1980’s to Today’s Bull Market

Silver Price History: US $10.80-$34-35↑

Since the 1980s, the world has come realise that 30 years ago, the Hunt Brothers were smart enough to recognise that silver has always been a solid and reliable investment. Slowly the world’s economists and investors are repositioning themselves as silver advocates, as it is one of the few investments that retains its value. Silver price history has held strong and the price has gone up and up and up. Especially between 2000 and 2012, the price of silver has been of particular interest to savvy financial experts who see that the silver price history is going to play a large part in determining our economic future. Given today’s bull market, there has never been a better time to invest in silver through FirstGold™.


Current Trends in Silver Prices

A Market Overview: As of 2023, the price of silver continues to be a focal point in the global financial landscape, influenced by a multitude of factors spanning economic indicators, market sentiments, and geopolitical events.

Recent Performance: In recent months, the price of silver has displayed notable volatility, responding sensitively to various market stimuli. Fluctuations in the stock market, shifts in central bank policies, and geopolitical tensions have all contributed to the oscillations in silver prices.

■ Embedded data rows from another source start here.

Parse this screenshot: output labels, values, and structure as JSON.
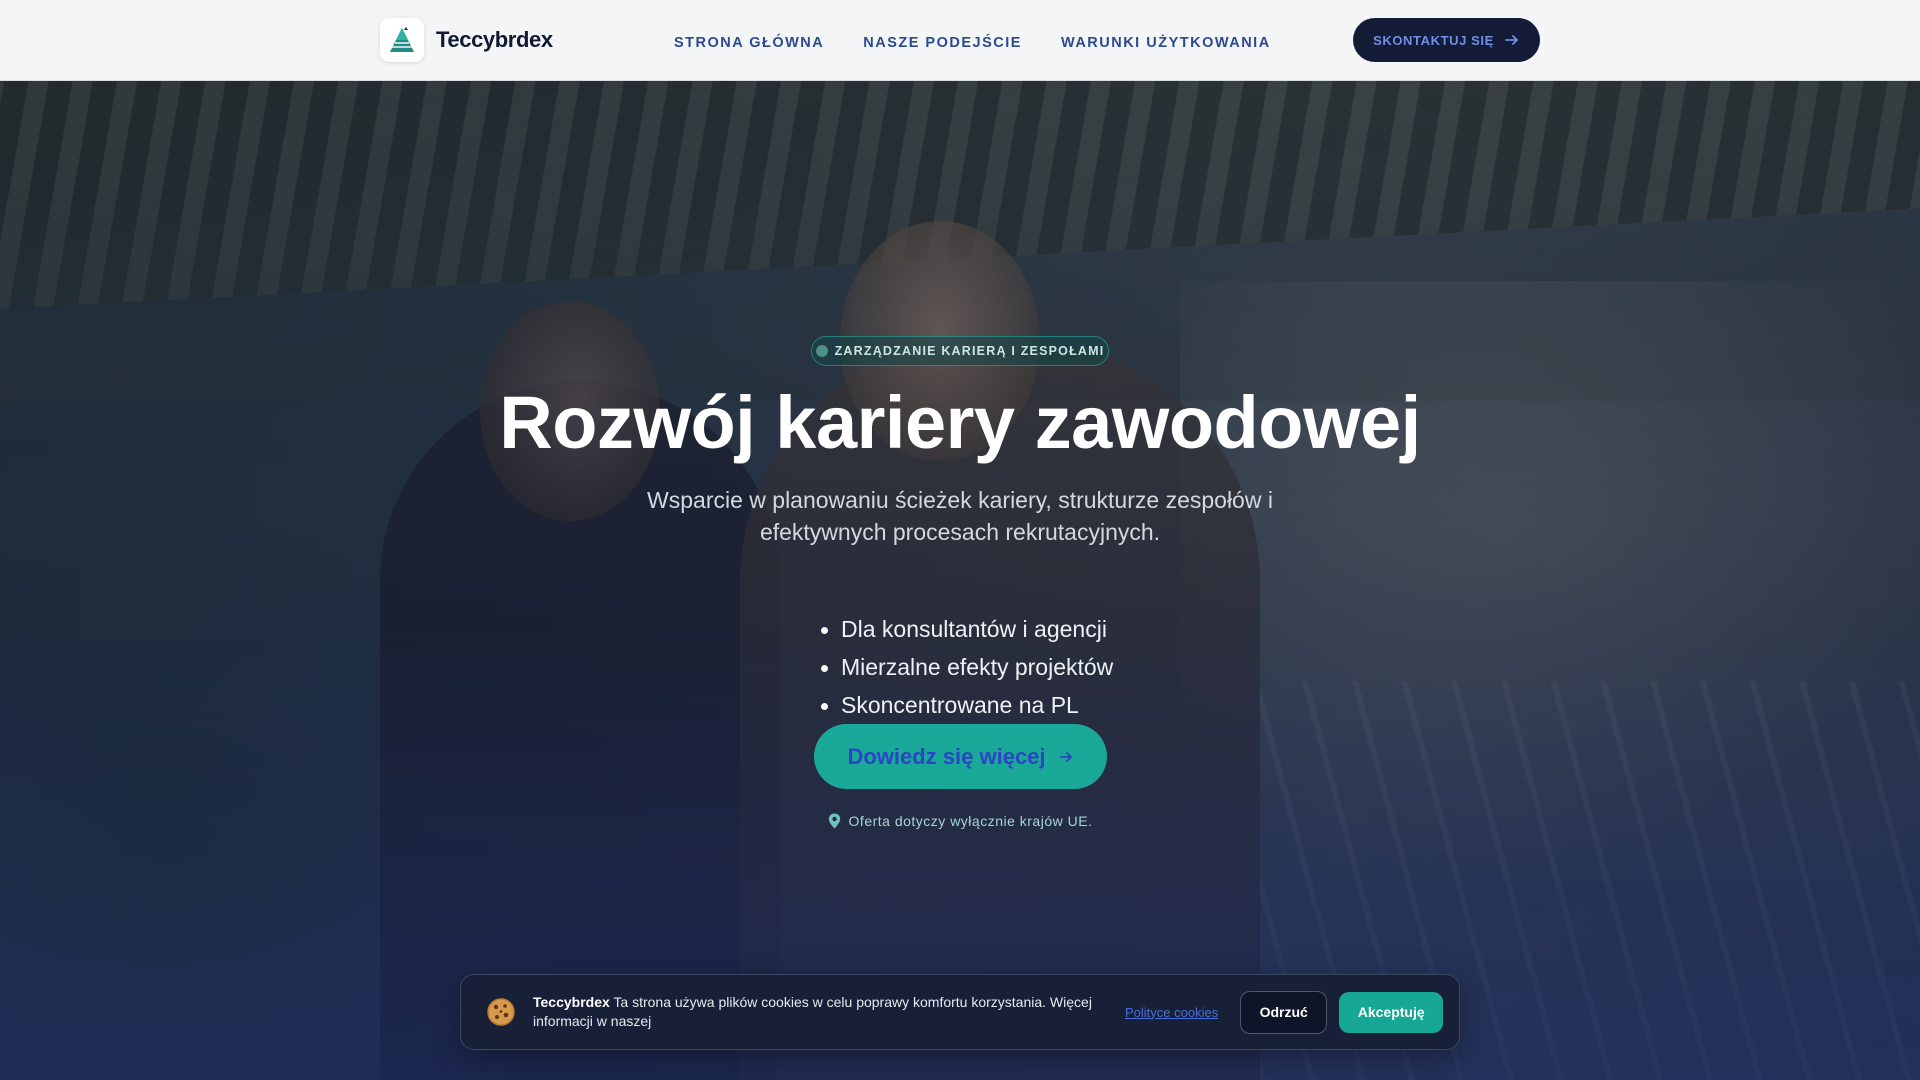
{
  "header": {
    "logo_icon": "pyramid-logo-icon",
    "brand": "Teccybrdex",
    "nav": [
      {
        "label": "STRONA GŁÓWNA"
      },
      {
        "label": "NASZE PODEJŚCIE"
      },
      {
        "label": "WARUNKI UŻYTKOWANIA"
      }
    ],
    "contact_label": "SKONTAKTUJ SIĘ",
    "contact_icon": "arrow-right-icon"
  },
  "hero": {
    "badge": "ZARZĄDZANIE KARIERĄ I ZESPOŁAMI",
    "title": "Rozwój kariery zawodowej",
    "subtitle": "Wsparcie w planowaniu ścieżek kariery, strukturze zespołów i efektywnych procesach rekrutacyjnych.",
    "features": [
      "Dla konsultantów i agencji",
      "Mierzalne efekty projektów",
      "Skoncentrowane na PL"
    ],
    "cta_label": "Dowiedz się więcej",
    "cta_icon": "arrow-right-icon",
    "note_icon": "location-pin-icon",
    "note": "Oferta dotyczy wyłącznie krajów UE."
  },
  "cookie_banner": {
    "icon": "cookie-icon",
    "brand": "Teccybrdex",
    "text": " Ta strona używa plików cookies w celu poprawy komfortu korzystania. Więcej informacji w naszej",
    "policy_link": "Polityce cookies",
    "reject_label": "Odrzuć",
    "accept_label": "Akceptuję"
  },
  "colors": {
    "header_bg": "#f4f5f6",
    "nav_text": "#2b4a8e",
    "dark_button": "#131b36",
    "accent_teal": "#1aa898",
    "cta_text": "#2a46c4"
  }
}
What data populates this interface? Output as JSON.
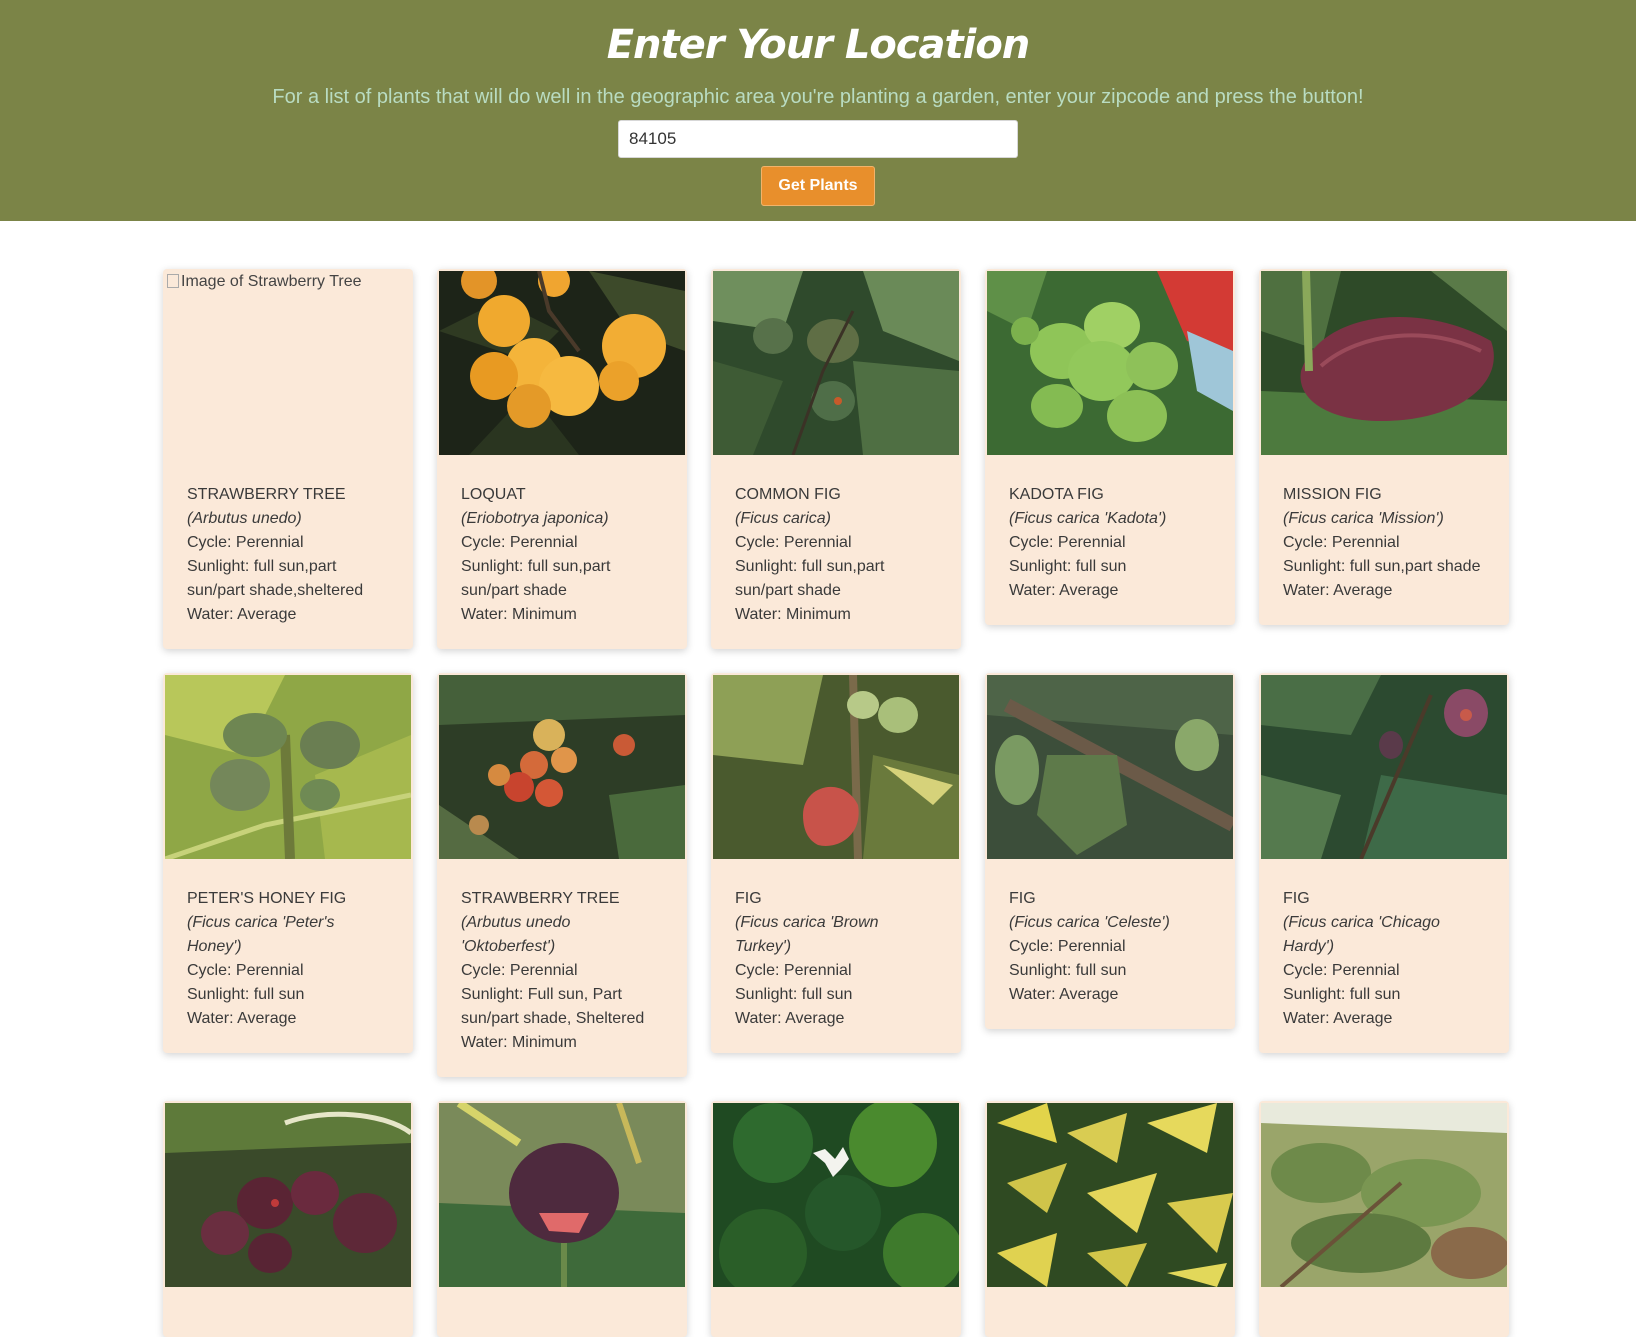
{
  "header": {
    "title": "Enter Your Location",
    "subtitle": "For a list of plants that will do well in the geographic area you're planting a garden, enter your zipcode and press the button!",
    "zip_value": "84105",
    "button_label": "Get Plants"
  },
  "colors": {
    "header_bg": "#7b8447",
    "subtitle": "#b9dcc2",
    "button": "#e88f2c",
    "card_bg": "#fbe9d9"
  },
  "plants": [
    {
      "name": "STRAWBERRY TREE",
      "sci": "(Arbutus unedo)",
      "cycle": "Cycle: Perennial",
      "sun": "Sunlight: full sun,part sun/part shade,sheltered",
      "water": "Water: Average",
      "alt": "Image of Strawberry Tree",
      "image": "broken"
    },
    {
      "name": "LOQUAT",
      "sci": "(Eriobotrya japonica)",
      "cycle": "Cycle: Perennial",
      "sun": "Sunlight: full sun,part sun/part shade",
      "water": "Water: Minimum",
      "image": "loquat-fruit"
    },
    {
      "name": "COMMON FIG",
      "sci": "(Ficus carica)",
      "cycle": "Cycle: Perennial",
      "sun": "Sunlight: full sun,part sun/part shade",
      "water": "Water: Minimum",
      "image": "fig-leaves"
    },
    {
      "name": "KADOTA FIG",
      "sci": "(Ficus carica 'Kadota')",
      "cycle": "Cycle: Perennial",
      "sun": "Sunlight: full sun",
      "water": "Water: Average",
      "image": "green-figs"
    },
    {
      "name": "MISSION FIG",
      "sci": "(Ficus carica 'Mission')",
      "cycle": "Cycle: Perennial",
      "sun": "Sunlight: full sun,part shade",
      "water": "Water: Average",
      "image": "purple-fig"
    },
    {
      "name": "PETER'S HONEY FIG",
      "sci": "(Ficus carica 'Peter's Honey')",
      "cycle": "Cycle: Perennial",
      "sun": "Sunlight: full sun",
      "water": "Water: Average",
      "image": "honey-figs"
    },
    {
      "name": "STRAWBERRY TREE",
      "sci": "(Arbutus unedo 'Oktoberfest')",
      "cycle": "Cycle: Perennial",
      "sun": "Sunlight: Full sun, Part sun/part shade, Sheltered",
      "water": "Water: Minimum",
      "image": "red-berries"
    },
    {
      "name": "FIG",
      "sci": "(Ficus carica 'Brown Turkey')",
      "cycle": "Cycle: Perennial",
      "sun": "Sunlight: full sun",
      "water": "Water: Average",
      "image": "brown-turkey"
    },
    {
      "name": "FIG",
      "sci": "(Ficus carica 'Celeste')",
      "cycle": "Cycle: Perennial",
      "sun": "Sunlight: full sun",
      "water": "Water: Average",
      "image": "celeste"
    },
    {
      "name": "FIG",
      "sci": "(Ficus carica 'Chicago Hardy')",
      "cycle": "Cycle: Perennial",
      "sun": "Sunlight: full sun",
      "water": "Water: Average",
      "image": "chicago-hardy"
    },
    {
      "name": "",
      "sci": "",
      "cycle": "",
      "sun": "",
      "water": "",
      "image": "dark-figs"
    },
    {
      "name": "",
      "sci": "",
      "cycle": "",
      "sun": "",
      "water": "",
      "image": "split-fig"
    },
    {
      "name": "",
      "sci": "",
      "cycle": "",
      "sun": "",
      "water": "",
      "image": "clover-flower"
    },
    {
      "name": "",
      "sci": "",
      "cycle": "",
      "sun": "",
      "water": "",
      "image": "variegated-leaves"
    },
    {
      "name": "",
      "sci": "",
      "cycle": "",
      "sun": "",
      "water": "",
      "image": "tree-canopy"
    }
  ]
}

Global Economic Conditions: The ongoing recovery from the effects of the COVID-19 pandemic remains a significant driver in shaping silver prices. As economies strive to rebound, the demand for industrial metals, including silver, experiences fluctuations in response to changes in manufacturing activities and supply chain disruptions.

Investor Sentiment and Inflation Concerns: Silver, often considered a haven asset alongside gold, tends to attract investors during periods of economic uncertainty. The concerns surrounding inflationary pressures, supply chain disruptions, and geopolitical instability have influenced investor sentiment, impacting the demand for precious metals like silver.

Industrial Demand: Beyond its role as an investment asset, silver maintains a crucial position in various industries. Its applications in electronics, solar panels, healthcare, and other sectors continue to contribute to its demand, thereby affecting its price dynamics.

Future Projections and Factors to Consider: Analysts and market experts offer varied perspectives on the trajectory of silver prices. Projections often consider factors such as the pace of economic recovery, global supply and demand dynamics, government policies affecting monetary stimulus, and the evolving geopolitical landscape.